O Líbano foi arrastado para os ataques EUA-Israelenses ao Irã neste mês, quando o grupo libanês Hezbollah, apoiado pelo Irã, lançou foguetes e drones contra Israel, que respondeu com pesados ​​bombardeios em todo o país.

Um total de 486 pessoas foram mortas na guerra até agora e 1.313 ficaram feridas, das quais 259 são crianças, segundo a Organização Mundial da Saúde.

“Este conflito dura apenas sete dias e já estamos a assistir a quase 100 crianças que perderam a vida”, disse Abdinasir Abubakar, representante da OMS no Líbano.

“Uma razão pela qual temos um elevado número de crianças é que a maioria dos ataques que vemos, na verdade, são centros urbanos, como em Beirute”, disse ele, acrescentando que os ataques aéreos de Israel, que dizem ter como alvo a infra-estrutura do Hezbollah, estão a colocar vidas de civis em risco.

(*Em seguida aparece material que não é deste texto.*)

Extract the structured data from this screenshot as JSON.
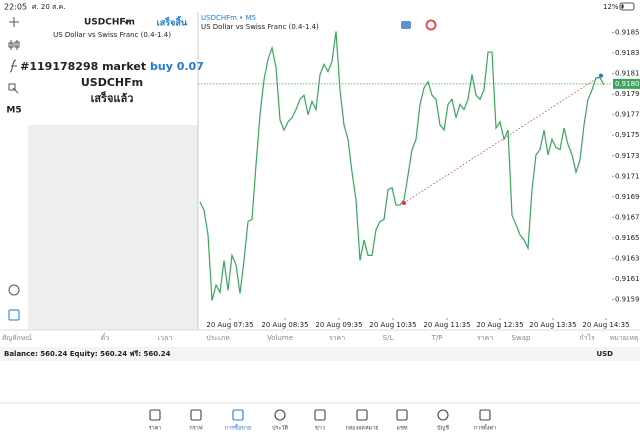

A atual taxa de deslocamento no Líbano está ultrapassando os níveis observados durante a guerra de 2023-24 entre o Hezbollah e Israel, disse ontem a Agência da ONU para Refugiados. Durante esse conflito, 886 mil pessoas foram deslocadas internamente no Líbano, enquanto dezenas de milhares de israelitas foram evacuados de cidades do norte, perto da fronteira libanesa.

O aumento acentuado do deslocamento no Líbano esta semana resulta de ordens de evacuação em grande escala emitidas pelo exército israelita para o sul do Líbano e para os subúrbios densamente povoados do sul de Beirute.